— А вы? — вопросом на вопрос ответил пленник. Он больше не улыбался. Разве то, что вы сделали, и то, что собирались сделать, было сделано психически нормальным человеком? Вы пролили море крови, Набуки-сан, и совершили это чужими руками.
— Что вы понимаете в мести? — с трудом выдавил господин Набуки. Он пребывал в смятении и ярости; ему хотелось кричать, но голос не слушался: мешало застрявшее в глотке, разбухшее до невообразимых размеров, готовое лопнуть, как воздушный шарик, сердце. — Что вы о ней знаете?
— То же, что и вы, — спокойно ответил русский. — Вы, видимо, все еще думаете, что меня сюда послали российские спецслужбы. Ничего подобного, Набуки-сан. Просто вы допустили ошибку, убив людей, которые были мне близки. Вам не следовало этого делать. Тем более не следовало связываться с бандитами. Это тупые подонки, с такими каши не сваришь. Что я знаю о мести… Месть, Набуки-сан, это — око за око, зуб за зуб, удар за удар. Вы убили моих друзей — значит, вы должны умереть.
— Вы противоречите сами себе, — из последних сил сохраняя невозмутимое выражение лица, сказал господин Набуки. Он подозревал, что невозмутимость дается ему плохо: мускулы лица словно одеревенели, потеряв подвижность, но делал все, что мог. — Мстить за смерть близких, подрывая ядерный заряд в густонаселенной местности, это… это…

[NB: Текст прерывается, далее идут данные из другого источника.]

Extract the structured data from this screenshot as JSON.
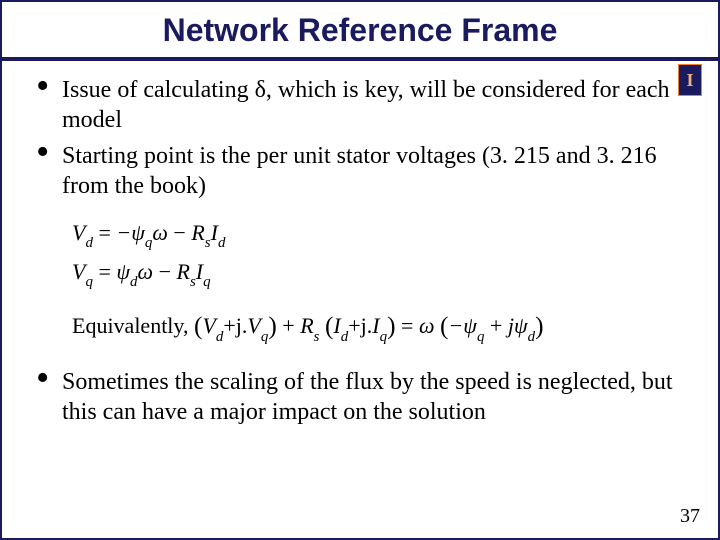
{
  "title": "Network Reference Frame",
  "logo_letter": "I",
  "bullets_top": [
    "Issue of calculating δ, which is key, will be considered for each model",
    "Starting point is the per unit stator voltages (3. 215 and 3. 216 from the book)"
  ],
  "equations": {
    "vd": {
      "lhs": "V",
      "lhs_sub": "d",
      "rhs_a": "−ψ",
      "rhs_a_sub": "q",
      "omega": "ω",
      "minus": " − ",
      "R": "R",
      "R_sub": "s",
      "I": "I",
      "I_sub": "d"
    },
    "vq": {
      "lhs": "V",
      "lhs_sub": "q",
      "rhs_a": "ψ",
      "rhs_a_sub": "d",
      "omega": "ω",
      "minus": " − ",
      "R": "R",
      "R_sub": "s",
      "I": "I",
      "I_sub": "q"
    },
    "equiv_label": "Equivalently,  ",
    "equiv": {
      "V": "V",
      "d": "d",
      "plusj": "+j.",
      "q": "q",
      "plus": " + ",
      "R": "R",
      "s": "s",
      "I": "I",
      "eq": "=",
      "omega": "ω",
      "neg_psi": "−ψ",
      "psi": "ψ",
      "j": "j"
    }
  },
  "bullets_bottom": [
    "Sometimes the scaling of the flux by the speed is neglected, but this can have a major impact on the solution"
  ],
  "page_number": "37"
}
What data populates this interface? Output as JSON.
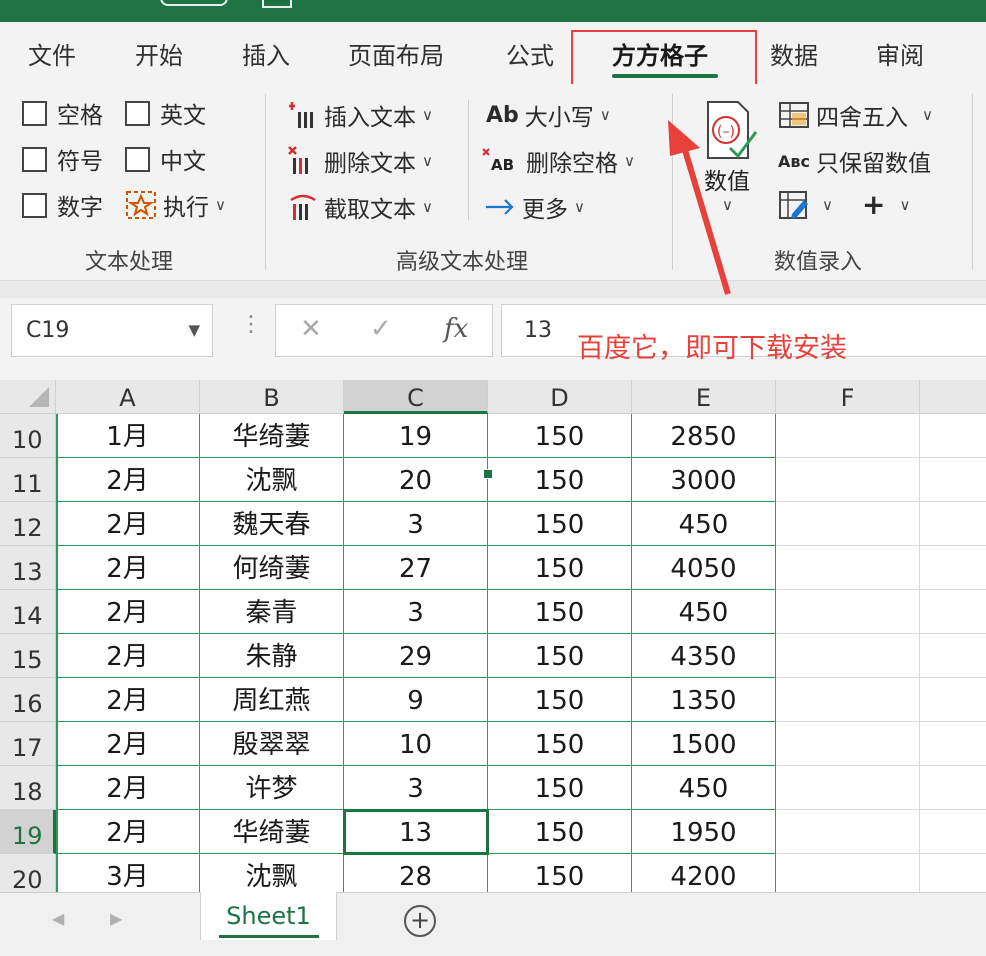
{
  "menu": {
    "tabs": [
      "文件",
      "开始",
      "插入",
      "页面布局",
      "公式",
      "方方格子",
      "数据",
      "审阅"
    ],
    "active_tab": "方方格子"
  },
  "ribbon": {
    "text_group": {
      "label": "文本处理",
      "checkboxes": [
        "空格",
        "英文",
        "符号",
        "中文",
        "数字"
      ],
      "execute": "执行"
    },
    "advanced_group": {
      "label": "高级文本处理",
      "insert_text": "插入文本",
      "delete_text": "删除文本",
      "extract_text": "截取文本",
      "case": "大小写",
      "delete_spaces": "删除空格",
      "more": "更多"
    },
    "numeric_group": {
      "label": "数值录入",
      "numeric": "数值",
      "round": "四舍五入",
      "keep_numeric": "只保留数值"
    }
  },
  "formula_bar": {
    "name_box": "C19",
    "value": "13",
    "fx": "fx"
  },
  "annotation": "百度它，即可下载安装",
  "grid": {
    "columns": [
      "A",
      "B",
      "C",
      "D",
      "E",
      "F"
    ],
    "rows": [
      {
        "num": "10",
        "cells": [
          "1月",
          "华绮萋",
          "19",
          "150",
          "2850"
        ]
      },
      {
        "num": "11",
        "cells": [
          "2月",
          "沈飘",
          "20",
          "150",
          "3000"
        ]
      },
      {
        "num": "12",
        "cells": [
          "2月",
          "魏天春",
          "3",
          "150",
          "450"
        ]
      },
      {
        "num": "13",
        "cells": [
          "2月",
          "何绮萋",
          "27",
          "150",
          "4050"
        ]
      },
      {
        "num": "14",
        "cells": [
          "2月",
          "秦青",
          "3",
          "150",
          "450"
        ]
      },
      {
        "num": "15",
        "cells": [
          "2月",
          "朱静",
          "29",
          "150",
          "4350"
        ]
      },
      {
        "num": "16",
        "cells": [
          "2月",
          "周红燕",
          "9",
          "150",
          "1350"
        ]
      },
      {
        "num": "17",
        "cells": [
          "2月",
          "殷翠翠",
          "10",
          "150",
          "1500"
        ]
      },
      {
        "num": "18",
        "cells": [
          "2月",
          "许梦",
          "3",
          "150",
          "450"
        ]
      },
      {
        "num": "19",
        "cells": [
          "2月",
          "华绮萋",
          "13",
          "150",
          "1950"
        ]
      },
      {
        "num": "20",
        "cells": [
          "3月",
          "沈飘",
          "28",
          "150",
          "4200"
        ]
      }
    ],
    "active_row": "19",
    "active_col": "C"
  },
  "sheets": {
    "tabs": [
      "Sheet1"
    ],
    "add": "+"
  },
  "colors": {
    "accent": "#1f7244",
    "annotation": "#e8403a"
  }
}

Пленник с улыбкой закивал головой, и господин Набуки замолчал, поняв, что только что сморозил глупость, разом перечеркнувшую все, во что он верил и за что боролся на протяжении полувека.

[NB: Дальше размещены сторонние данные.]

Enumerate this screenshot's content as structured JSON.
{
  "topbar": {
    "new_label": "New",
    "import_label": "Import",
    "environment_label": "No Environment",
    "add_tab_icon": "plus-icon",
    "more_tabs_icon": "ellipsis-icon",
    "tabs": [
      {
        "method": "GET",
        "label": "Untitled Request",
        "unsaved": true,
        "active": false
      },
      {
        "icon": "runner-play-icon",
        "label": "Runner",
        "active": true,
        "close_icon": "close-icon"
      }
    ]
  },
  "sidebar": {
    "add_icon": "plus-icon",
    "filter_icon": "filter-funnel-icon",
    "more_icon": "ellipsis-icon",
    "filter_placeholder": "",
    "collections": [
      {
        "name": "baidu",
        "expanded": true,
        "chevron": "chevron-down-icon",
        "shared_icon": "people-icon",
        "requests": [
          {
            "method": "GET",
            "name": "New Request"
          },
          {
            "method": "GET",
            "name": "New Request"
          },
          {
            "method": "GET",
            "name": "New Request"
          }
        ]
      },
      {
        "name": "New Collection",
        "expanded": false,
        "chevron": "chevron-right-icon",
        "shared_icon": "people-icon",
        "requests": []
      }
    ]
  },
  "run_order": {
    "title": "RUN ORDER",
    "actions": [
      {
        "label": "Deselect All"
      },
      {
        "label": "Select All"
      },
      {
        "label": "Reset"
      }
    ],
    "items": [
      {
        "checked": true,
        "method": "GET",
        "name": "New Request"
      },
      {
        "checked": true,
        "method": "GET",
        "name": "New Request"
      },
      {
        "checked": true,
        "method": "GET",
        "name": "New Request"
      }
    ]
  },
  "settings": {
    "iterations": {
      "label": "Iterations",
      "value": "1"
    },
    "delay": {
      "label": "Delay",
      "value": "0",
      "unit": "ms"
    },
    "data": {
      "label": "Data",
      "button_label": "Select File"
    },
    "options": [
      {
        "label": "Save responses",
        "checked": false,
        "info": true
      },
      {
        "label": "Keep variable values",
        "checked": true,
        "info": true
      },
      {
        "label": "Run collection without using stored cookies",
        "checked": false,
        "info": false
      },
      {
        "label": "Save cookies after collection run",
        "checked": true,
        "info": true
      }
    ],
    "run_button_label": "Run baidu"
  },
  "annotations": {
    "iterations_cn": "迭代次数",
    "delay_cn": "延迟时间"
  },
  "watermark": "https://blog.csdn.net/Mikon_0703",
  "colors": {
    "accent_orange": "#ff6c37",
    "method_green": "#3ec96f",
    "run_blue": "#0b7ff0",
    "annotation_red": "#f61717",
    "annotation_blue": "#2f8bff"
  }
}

— Вот именно, — сказал Иларион Забродов и принялся шумно заводить массивный хронометр, висевший на его левом запястье. — По крайней мере, объект моей мести находится в этой густонаселенной местности — кстати, не такой уж густонаселенной по сравнению с Москвой или Нью-Йорком. Вы же, Набуки-сан, мстили ни в чем не повинным людям. Иными словами, вы вели себя как бешеный пес. Я не понимаю, о чем мы вообще разговариваем. Черт возьми! Вы знаете, что этот сопляк, ваш Эдогава Тагомицу, выбросился с десятого этажа, когда узнал, с какой целью вы послали его в Москву? Он-то в чем перед вами провинился?

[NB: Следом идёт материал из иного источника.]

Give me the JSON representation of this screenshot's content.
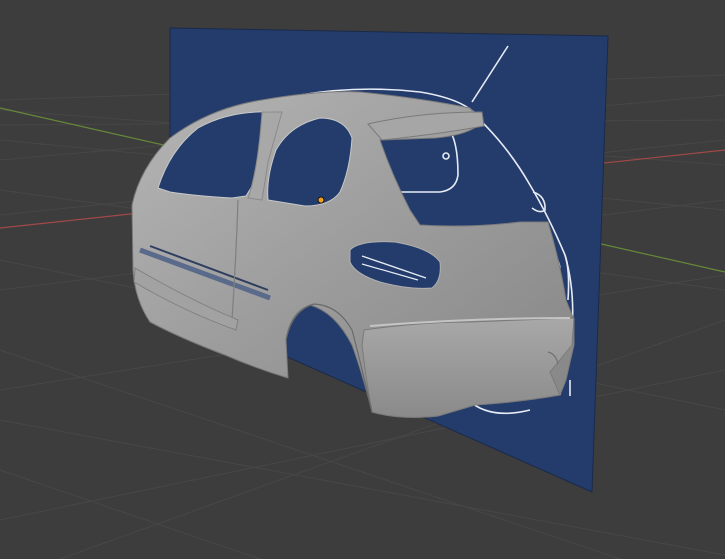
{
  "viewport": {
    "name": "3D Viewport",
    "background_color": "#3d3d3d",
    "grid_color": "#4a4a4a",
    "x_axis_color": "#b54a4a",
    "y_axis_color": "#6f9b3a"
  },
  "scene": {
    "objects": [
      {
        "name": "reference-blueprint-plane",
        "color": "#243c6c",
        "type": "image-plane"
      },
      {
        "name": "car-body-mesh",
        "color": "#9a9a9a",
        "type": "mesh"
      }
    ],
    "blueprint_line_color": "#e6ebf5",
    "origin_point_color": "#f0a020"
  }
}
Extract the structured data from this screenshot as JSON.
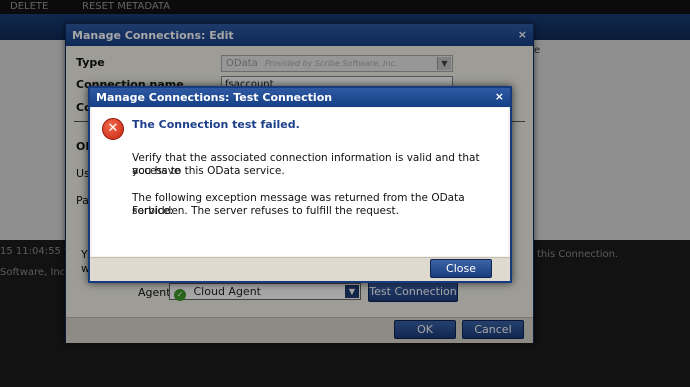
{
  "app": {
    "toolbar_delete": "DELETE",
    "toolbar_reset": "RESET METADATA",
    "right_edge_text": "e",
    "log_time": "15 11:04:55 f",
    "log_vendor": "Software, Inc.",
    "right_text_1": "n",
    "right_text_2": "this Connection."
  },
  "edit_dialog": {
    "title": "Manage Connections: Edit",
    "type_label": "Type",
    "type_value": "OData",
    "type_provider": "Provided by Scribe Software, Inc.",
    "connection_name_label": "Connection name",
    "connection_name_value": "fsaccount",
    "partial_labels": [
      "Co",
      "OD",
      "Us",
      "Pa",
      "Y",
      "w"
    ],
    "agent_label": "Agent",
    "agent_value": "Cloud Agent",
    "test_connection_button": "Test Connection",
    "ok_button": "OK",
    "cancel_button": "Cancel"
  },
  "test_dialog": {
    "title": "Manage Connections: Test Connection",
    "error_heading": "The Connection test failed.",
    "message_line1": "Verify that the associated connection information is valid and that you have",
    "message_line2": "access to this OData service.",
    "message_line3": "The following exception message was returned from the OData service:",
    "message_line4": "Forbidden. The server refuses to fulfill the request.",
    "close_button": "Close"
  },
  "colors": {
    "title_bar": "#1f4a94",
    "error_heading": "#1d3f8a",
    "error_icon": "#d9301a"
  }
}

Господин Набуки услышал прерывистый вздох Сабуро у себя за спиной и понял, что гранитный монолит преданности дал трещину.
— Глупая ложь, — скрипучим голосом произнес он, — пустая демагогия. Я вам не верю. Принесите чемодан! — крикнул он охранникам.
Голос снова слушался его, сердцебиение стало утихать. Стоило сделать одно-единственное усилие, чтобы навеянная словами пленника гипнотическая муть лопнула и растаяла, как тает при пробуждении липкая пелена ночного кошмара.
— Не спускай с него глаз, — приказал он Сабуро.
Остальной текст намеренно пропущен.